Yellowknife should aid stranded truckers: Alex Debogorski

Yellowknife truck driver Alex Debogorski says the lack of aid for truckers stranded in the city by Highway 3 fire closures is a missed opportunity for the city to promote itself through goodwill. Meanwhile, further

Yellowknife trucker says city could do more to help those stuck as N.W.T. fires close Highway 3

Truckers stranded in Yellowknife by the latest closure of Highway 3 sit in the parking lot at Wal-Mart on Tuesday. The latest closure of the road between Behchoko and Fort Providence due to forest fires began Saturday. (CBC)

Yellowknife truck driver Alex Debogorski says the lack of aid for truckers stranded in the city by Highway 3 fire closures is a missed opportunity for the city to promote itself through goodwill.

N.W.T. Highway 3 has been closed intermittently this summer due to forest fires and heavy smoke. The latest closure between Behchoko and Fort Providence began Monday.

Independent trucker Bruce Douglas says his truck sat idling on Highway 3 near Behchoko for five hours on Monday before the Department of Transportation told him to return to Yellowknife. He has been stuck in the city since then.

Douglas says he got off easy; others were waiting all day Monday for the road to open.

Yellowknife truck driver Alex Debogorski says a city that relies so heavily on trucking for supplies could make the best of the closures by treating the unexpected guests well. (CBC)

"In that whole time, there were not so much as a government vehicle to bring any kind water or sandwiches to people who were stranded on the side of the road," he said.

Douglas said he is sleeping in his truck, and he hasn't showered in three days.

Truckers have nowhere to shower

"How many hours do we sit here and sweat before we get some kind of relief? We don't have any bathroom facilities except Tim Hortons and Wal-Mart. And they would be awful upset if 40 truckers pulled up into the parking lot."

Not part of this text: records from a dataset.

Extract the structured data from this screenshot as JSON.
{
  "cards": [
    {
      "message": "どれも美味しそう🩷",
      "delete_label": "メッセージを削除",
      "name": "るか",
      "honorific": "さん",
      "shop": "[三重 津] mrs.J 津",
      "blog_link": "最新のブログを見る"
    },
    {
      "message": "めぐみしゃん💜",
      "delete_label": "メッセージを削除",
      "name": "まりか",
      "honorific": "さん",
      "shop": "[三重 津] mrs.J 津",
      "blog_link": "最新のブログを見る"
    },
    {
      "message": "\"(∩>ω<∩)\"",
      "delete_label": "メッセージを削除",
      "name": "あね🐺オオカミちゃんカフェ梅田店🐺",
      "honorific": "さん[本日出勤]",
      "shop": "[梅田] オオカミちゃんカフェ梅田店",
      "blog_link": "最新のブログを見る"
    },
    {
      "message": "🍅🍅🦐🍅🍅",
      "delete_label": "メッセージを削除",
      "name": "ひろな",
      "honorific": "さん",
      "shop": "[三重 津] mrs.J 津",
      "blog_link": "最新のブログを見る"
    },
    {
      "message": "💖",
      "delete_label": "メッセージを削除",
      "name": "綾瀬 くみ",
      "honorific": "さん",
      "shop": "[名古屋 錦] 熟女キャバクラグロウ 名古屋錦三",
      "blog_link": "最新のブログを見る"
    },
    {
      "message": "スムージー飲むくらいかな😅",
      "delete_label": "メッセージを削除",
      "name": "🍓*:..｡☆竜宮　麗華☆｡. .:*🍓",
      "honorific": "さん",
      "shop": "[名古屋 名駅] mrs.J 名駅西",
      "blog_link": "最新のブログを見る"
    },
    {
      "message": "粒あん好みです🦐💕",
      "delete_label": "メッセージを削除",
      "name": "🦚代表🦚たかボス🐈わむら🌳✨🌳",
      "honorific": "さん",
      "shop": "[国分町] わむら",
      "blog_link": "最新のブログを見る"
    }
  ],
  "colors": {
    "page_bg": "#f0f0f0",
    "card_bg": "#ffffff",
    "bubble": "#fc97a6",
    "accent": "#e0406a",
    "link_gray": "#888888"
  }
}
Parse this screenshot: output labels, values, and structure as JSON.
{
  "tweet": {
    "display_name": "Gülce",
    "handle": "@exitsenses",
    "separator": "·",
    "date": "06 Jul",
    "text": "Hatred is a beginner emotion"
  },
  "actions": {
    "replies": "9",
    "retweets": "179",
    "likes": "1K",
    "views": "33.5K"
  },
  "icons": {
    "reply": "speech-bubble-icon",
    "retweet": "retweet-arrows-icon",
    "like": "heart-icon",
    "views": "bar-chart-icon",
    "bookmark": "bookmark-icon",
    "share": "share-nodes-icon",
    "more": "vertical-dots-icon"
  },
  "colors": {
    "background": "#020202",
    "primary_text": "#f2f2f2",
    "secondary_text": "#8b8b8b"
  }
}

Debogorski says that a city that relies so heavily on trucking for supplies could make the best of the closures by treating the unexpected guests well.

"This is what I consider to be a missed opportunity for the City of Yellowknife and for [Industry, Tourism and Investment] to get free advertising when these guys go down the road," he said.

He says the city should have stepped up with water, vouchers for showers at the pool, and volunteers could "adopt a trucker" and bring them home for dinner "or maybe take them fishing tonight, they've got nothing to do."

Douglas says he's telling his friends to stay away from hauling to Yellowknife, at least for now. 

People camped out in Fort Providence 

Further south in Fort Providence, trucks line Highway 3 and pack the Big River gas station. 

"It's a cat and mouse game because we race all the way up here from Edmonton because we were hearing the road was open and we get here and we're shut down." says Harvey Arquette, who is hauling diesel north. 

Trucker Tom Lester says the road closures are costing him about $200 a day. 

"Obviously, I'm not making any money. If the wheels aren't turning, I'm not making any money," says Lester.

About 40 people from Behchoko are camped out at a campground in the community and more are said to be on the way.

The Deh Gah Got'ie First Nation has been providing people with food. 

"Yesterday we had like a feast," Cecile Desjardins, who has been cooking for the group"They been giving us salad, trout and we got bannock and duck soup yesterday. It was really good, they're really good people."

Chief Joachim Bonnetrouge says for some it is a difficult situation and he's happy to lend a hand to friends and family from up the road.

"It's a bit of an emergency if you have family and you don't expect it, so we realize that and we help out as much as we can."